Welcome ya'll,

Thanks for checking out my blog. This is mostly my own crazy thoughts on a variety of subjects, but primarily they will be about movies, tv, and books. Being a movie junkie, rabid reader, and TV show-aholic, this blog is just another excuse to feed my addictions. [a quiet 'yay me']. Hope you enjoy, Clancy Metzger

Wednesday, October 20, 2010

Emotions..in books, movies, and life

I have to do something I really do NOT want to do. Finally, I have motivation to do it despite my better judgement (hmm) and despite my reluctance (oh yeah). I have to explore my past and my emotions and face up to what I fear. Ugh. It sounds awful, just saying it. Like I have to eat broccoli or something - yes, it's that bad (no offense to broccoli lovers). As a writer, I have been struggling with some characters, not just side characters or background characters, but the main characters. Why? Because they are one dimensional, because they all are struggling under the weight of emotional distance. So, my brilliant writing partner, S, says to me - "you need to face your fears" (I paraphrase), "you need to journal until you get it out." And I say, (in a whiny voice) "but, I don't want to" and she says, "but you need to." So, then I say, "Okay, I'll try to figure it out" and she says, "No. You have to feel it out." And I respond, "Grrr" (mind you I really did say grrr because I can't roll my tongue and actually growl). Fortunately, a mere 30 minutes after this conversation where I am committed (notice the word choice) to doing this, I am spared doing it right then because I have a movie date with a different girl friend, J.

While we were waiting for the movie to start, I told J what S had said and she said the same thing I did, "that sucks, that's what emotional closets were made for" (again I paraphrase). It gave me warm fuzzies to not be the only emotional cripple on the block. We went to see Life as We Know It with Katherine Heigel and Josh Duhamel. It was great. It made me laugh and cry and hope and ... feel. Damn. The two characters fight against a new life they never wanted but need to embrace and fall in love on the way, but things can't change until they get over their fears. J and I did not discuss the touchy-feely aspects of the movie because we jointly opened an emotional door and committed emotional homicide together (I smile).

Then I got home and I'm finishing up a trilogy of books by Victoria Dahl. All three awesome, all three romance, all three smoking hot (yes - that kind of hot - but not over the top graphic - but really really hot). And the last of the three is called Lead Me On (I recommend all three by the way - seriously. The first is Talk Me Down, the second is Start Me Up)... anyway, this one is about a girl who has a past she is trying to hide and deny because she doesn't want to be that person any more. But she can't embrace the perfect man for her until she embraces the fact that her past is part of who she is and he loves her for her past, present and future.

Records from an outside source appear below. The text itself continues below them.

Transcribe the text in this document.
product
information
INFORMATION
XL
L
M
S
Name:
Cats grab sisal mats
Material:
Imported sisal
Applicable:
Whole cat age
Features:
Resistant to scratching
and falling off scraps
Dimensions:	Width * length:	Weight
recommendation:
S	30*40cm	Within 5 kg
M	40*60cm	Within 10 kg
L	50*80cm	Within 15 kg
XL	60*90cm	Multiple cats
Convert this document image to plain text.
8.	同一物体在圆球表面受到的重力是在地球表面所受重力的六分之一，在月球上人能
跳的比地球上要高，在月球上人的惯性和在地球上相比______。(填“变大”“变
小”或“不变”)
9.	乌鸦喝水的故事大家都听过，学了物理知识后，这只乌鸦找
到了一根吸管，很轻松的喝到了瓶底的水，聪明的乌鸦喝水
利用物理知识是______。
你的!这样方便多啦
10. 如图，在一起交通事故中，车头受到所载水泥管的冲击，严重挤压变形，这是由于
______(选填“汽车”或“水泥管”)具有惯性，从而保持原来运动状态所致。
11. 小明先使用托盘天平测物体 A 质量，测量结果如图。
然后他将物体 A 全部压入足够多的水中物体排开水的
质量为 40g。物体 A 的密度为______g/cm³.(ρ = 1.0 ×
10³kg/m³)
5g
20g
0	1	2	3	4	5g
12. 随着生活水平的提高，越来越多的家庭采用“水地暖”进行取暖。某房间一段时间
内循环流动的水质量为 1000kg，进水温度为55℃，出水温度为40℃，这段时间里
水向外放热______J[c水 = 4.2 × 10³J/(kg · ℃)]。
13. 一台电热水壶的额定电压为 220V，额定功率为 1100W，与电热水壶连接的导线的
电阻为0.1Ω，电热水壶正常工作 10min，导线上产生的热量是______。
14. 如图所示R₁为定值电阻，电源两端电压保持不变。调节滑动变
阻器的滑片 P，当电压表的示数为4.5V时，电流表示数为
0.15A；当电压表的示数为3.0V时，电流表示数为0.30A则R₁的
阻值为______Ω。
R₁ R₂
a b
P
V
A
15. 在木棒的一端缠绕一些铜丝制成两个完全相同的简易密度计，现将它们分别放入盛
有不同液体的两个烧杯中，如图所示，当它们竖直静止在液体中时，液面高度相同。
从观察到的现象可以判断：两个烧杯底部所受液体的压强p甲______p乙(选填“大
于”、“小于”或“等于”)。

So, the culmination of yesterday is that I have to do this thing I do NOT want to do because I can't be the emotional power house writer I want to be unless I feel my way through any pain and fear and rejection and other touchy-feely crap I want to deny. This is a tough thing to do when you've spent decades (really - decades) stuffing emotions behind a closet door and leaving them there to fester and rot or hopefully die a quiet death. My friend H may do little happy dances and shout "About damn time" if she reads this, as it will vindicate every thing she's ever hollered at me when I opened that closet door and crammed another emotional carcass in there. Grrrr, I say again. I hate it when she's right.

So, this is my task today. Emotional roller coaster. Journaling to feel my way out. Closet door thrown open, carcasses dragged into the light of day to be forensically examined unto a natural, healthy death. I feel like I'm in line for that roller coaster and I have those nervous butterflies in my stomach, the good mixed with the bad and that overwhelming sensation that you want to throw up rather than take that ride, but now you're at the front of the line and there is no where to go but in the car and up that click-clacky hill and down through every twist and turn. Okay, now I really do want to get sick. If anyone sees or talks to me and I have a pale shade of green tint to my skin - I did it. If I'm smiling and laughing, I chickened out.

I'll do it - I really, really do want to be that awesome writer that pulls you into the characters journey. That is my dream, so there ya go. Kleenex on hand, journal staring at me from a foot away. I must post this and get on with it - no more avoiding what I must do. Keep your fingers crossed for me friends. Any future posts should indicate I survived this journey of self-discovery (GRRRR).